Davis a essayé de faire la quadrature de tous les cercles : tout accord sur le Brexit s’appliquant à l’Irlande du Nord couvrirait également le reste du Royaume-Uni, a-t-il dit. Mais « l’alignement réglementaire » sur l’UE n’était pas la même chose que d’avoir exactement les mêmes règles que l’UE, ou de rester dans le marché unique. « L’alignement […] ne veut pas dire avoir exactement les mêmes règles. C’est parfois des règles mutuellement reconnues, des inspections mutuellement reconnues – c’est là notre objectif. »
Rees-Mogg a répondu que la « divergence réglementaire » de l’UE après le Brexit était une « ligne rouge ». Un autre conservateur, Owen Paterson, a déclaré que « il vaut mieux aucun accord qu’un mauvais accord » et que May devrait être prête à abandonner les pourparlers avec l’UE sur la question de la frontière irlandaise.
Cependant, ce sont des positions minoritaires.

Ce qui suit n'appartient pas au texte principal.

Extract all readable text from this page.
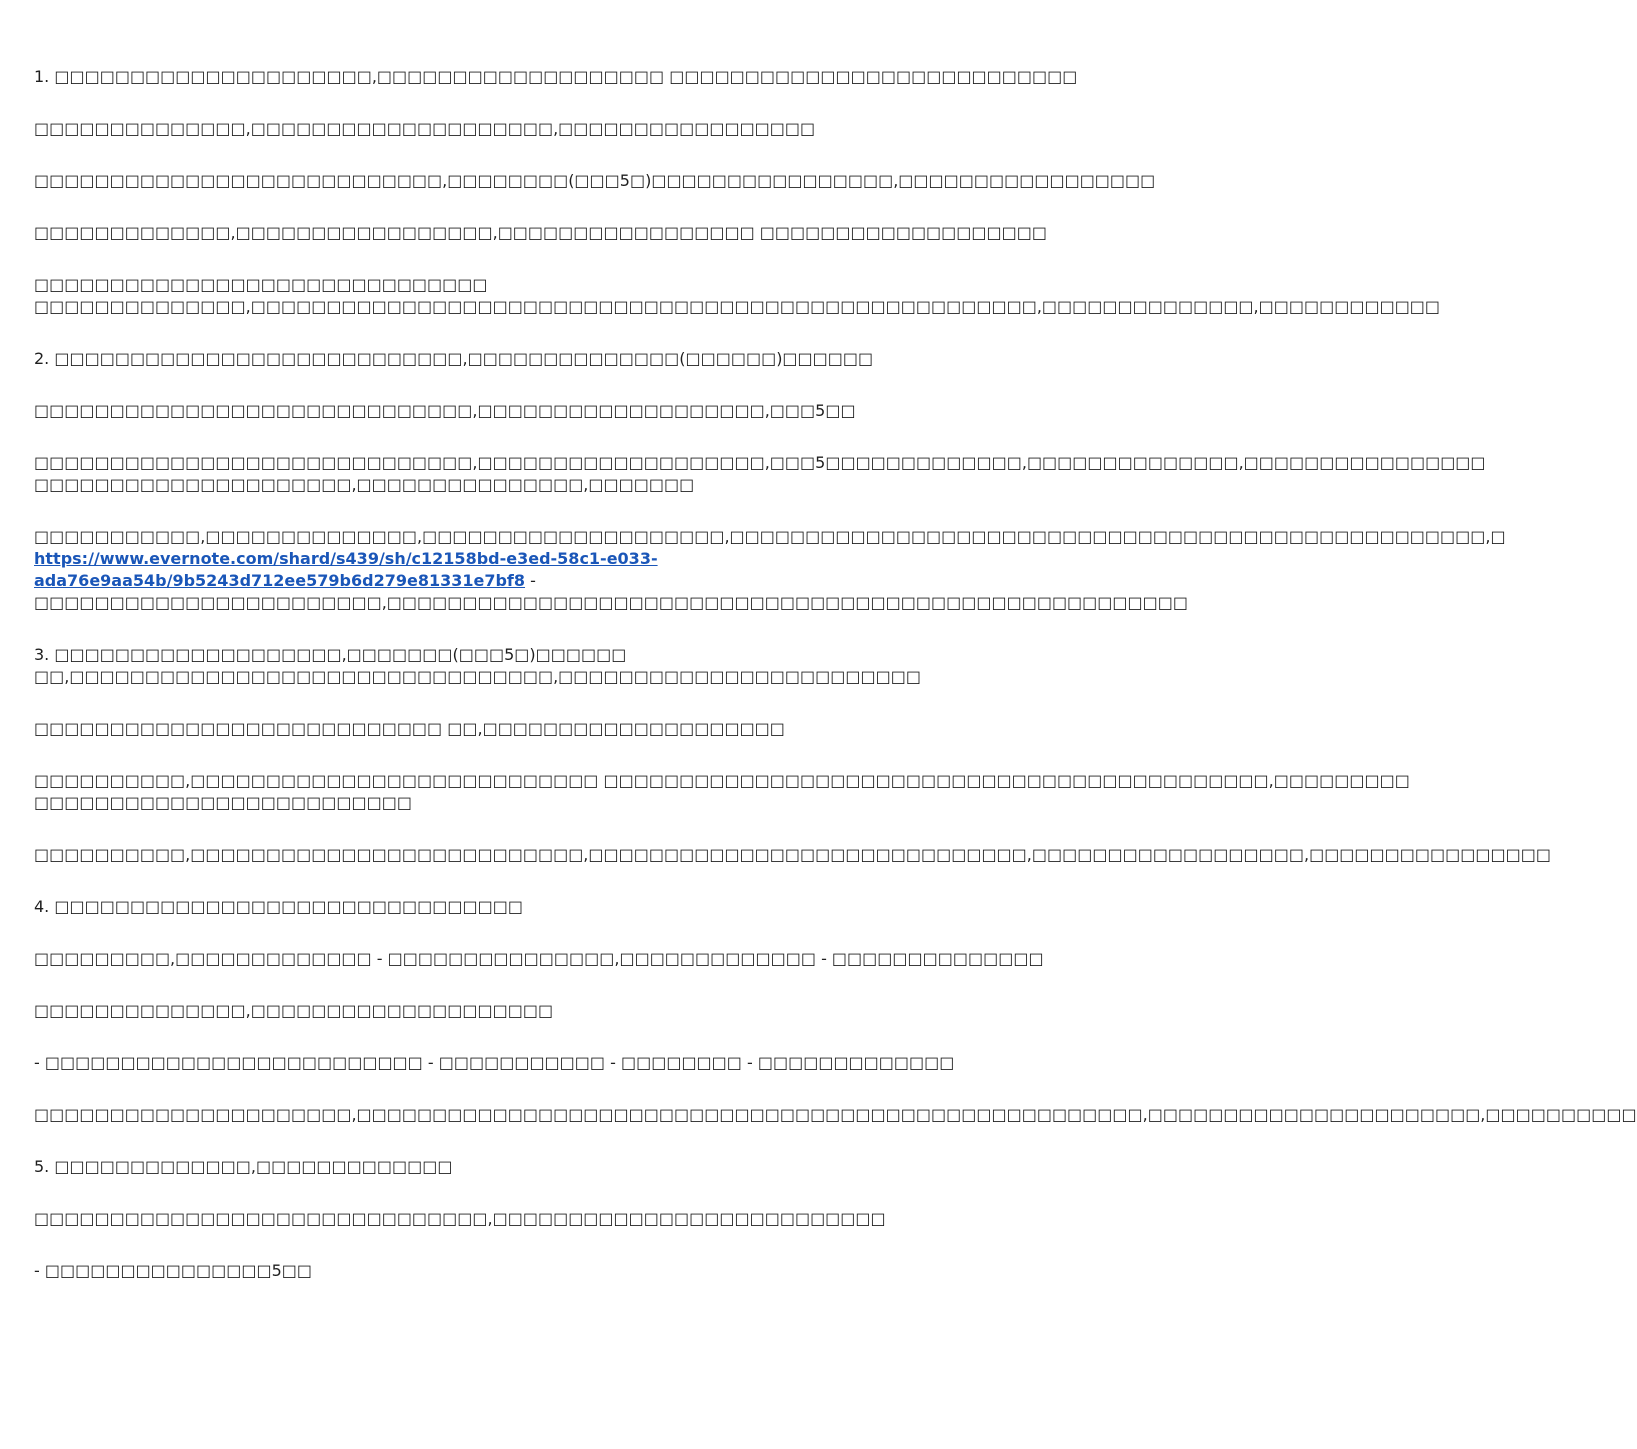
1. □□□□□□□□□□□□□□□□□□□□□,□□□□□□□□□□□□□□□□□□□ □□□□□□□□□□□□□□□□□□□□□□□□□□□

□□□□□□□□□□□□□□,□□□□□□□□□□□□□□□□□□□□,□□□□□□□□□□□□□□□□□

□□□□□□□□□□□□□□□□□□□□□□□□□□□,□□□□□□□□(□□□5□)□□□□□□□□□□□□□□□□,□□□□□□□□□□□□□□□□□

□□□□□□□□□□□□□,□□□□□□□□□□□□□□□□□,□□□□□□□□□□□□□□□□□ □□□□□□□□□□□□□□□□□□□

□□□□□□□□□□□□□□□□□□□□□□□□□□□□□□
□□□□□□□□□□□□□□,□□□□□□□□□□□□□□□□□□□□□□□□□□□□□□□□□□□□□□□□□□□□□□□□□□□□,□□□□□□□□□□□□□□,□□□□□□□□□□□□

2. □□□□□□□□□□□□□□□□□□□□□□□□□□□,□□□□□□□□□□□□□□(□□□□□□)□□□□□□

□□□□□□□□□□□□□□□□□□□□□□□□□□□□□,□□□□□□□□□□□□□□□□□□□,□□□5□□

□□□□□□□□□□□□□□□□□□□□□□□□□□□□□,□□□□□□□□□□□□□□□□□□□,□□□5□□□□□□□□□□□□□,□□□□□□□□□□□□□□,□□□□□□□□□□□□□□□□
□□□□□□□□□□□□□□□□□□□□□,□□□□□□□□□□□□□□□,□□□□□□□

□□□□□□□□□□□,□□□□□□□□□□□□□□,□□□□□□□□□□□□□□□□□□□□,□□□□□□□□□□□□□□□□□□□□□□□□□□□□□□□□□□□□□□□□□□□□□□□□□□,□
https://www.evernote.com/shard/s439/sh/c12158bd-e3ed-58c1-e033-
ada76e9aa54b/9b5243d712ee579b6d279e81331e7bf8 -
□□□□□□□□□□□□□□□□□□□□□□□,□□□□□□□□□□□□□□□□□□□□□□□□□□□□□□□□□□□□□□□□□□□□□□□□□□□□□

3. □□□□□□□□□□□□□□□□□□□,□□□□□□□(□□□5□)□□□□□□
□□,□□□□□□□□□□□□□□□□□□□□□□□□□□□□□□□□,□□□□□□□□□□□□□□□□□□□□□□□□

□□□□□□□□□□□□□□□□□□□□□□□□□□□ □□,□□□□□□□□□□□□□□□□□□□□

□□□□□□□□□□,□□□□□□□□□□□□□□□□□□□□□□□□□□□ □□□□□□□□□□□□□□□□□□□□□□□□□□□□□□□□□□□□□□□□□□□□,□□□□□□□□□
□□□□□□□□□□□□□□□□□□□□□□□□□

□□□□□□□□□□,□□□□□□□□□□□□□□□□□□□□□□□□□□,□□□□□□□□□□□□□□□□□□□□□□□□□□□□□,□□□□□□□□□□□□□□□□□□,□□□□□□□□□□□□□□□□

4. □□□□□□□□□□□□□□□□□□□□□□□□□□□□□□□

□□□□□□□□□,□□□□□□□□□□□□□ - □□□□□□□□□□□□□□□,□□□□□□□□□□□□□ - □□□□□□□□□□□□□□

□□□□□□□□□□□□□□,□□□□□□□□□□□□□□□□□□□□

- □□□□□□□□□□□□□□□□□□□□□□□□□ - □□□□□□□□□□□ - □□□□□□□□ - □□□□□□□□□□□□□

□□□□□□□□□□□□□□□□□□□□□,□□□□□□□□□□□□□□□□□□□□□□□□□□□□□□□□□□□□□□□□□□□□□□□□□□□□,□□□□□□□□□□□□□□□□□□□□□□,□□□□□□□□□□

5. □□□□□□□□□□□□□,□□□□□□□□□□□□□

□□□□□□□□□□□□□□□□□□□□□□□□□□□□□□,□□□□□□□□□□□□□□□□□□□□□□□□□□

- □□□□□□□□□□□□□□□5□□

La majorité, même les députés qui ont soutenu le Brexit, et pris May en otage, ont accepté la nécessité de conclure un accord largement selon les termes de l’UE.
En outre, avec la crise qui ravage l’élite dirigeante allemande, qui n’a pas été capable de former un gouvernement depuis les élections fédérales de septembre, les dirigeants de l’UE ne veulent pas voir la crise du Brexit s’intensifier davantage.
Le degré auquel les dirigeants de l’UE sont favorables au passage à la prochaine étape des négociations commerciales a été démontré mardi par le Premier ministre espagnol, Mariano Rajoy. Il a écrit un article pour le Guardian, qui a salué le gouvernement de May pour son soutien dans la lutte contre le séparatisme catalan avant de souligner : « Je suis absolument convaincu que nous entrerons dans la deuxième phase des négociations sur le Brexit le plus rapidement possible. »
(Article paru en anglais le 6 décembre 2017)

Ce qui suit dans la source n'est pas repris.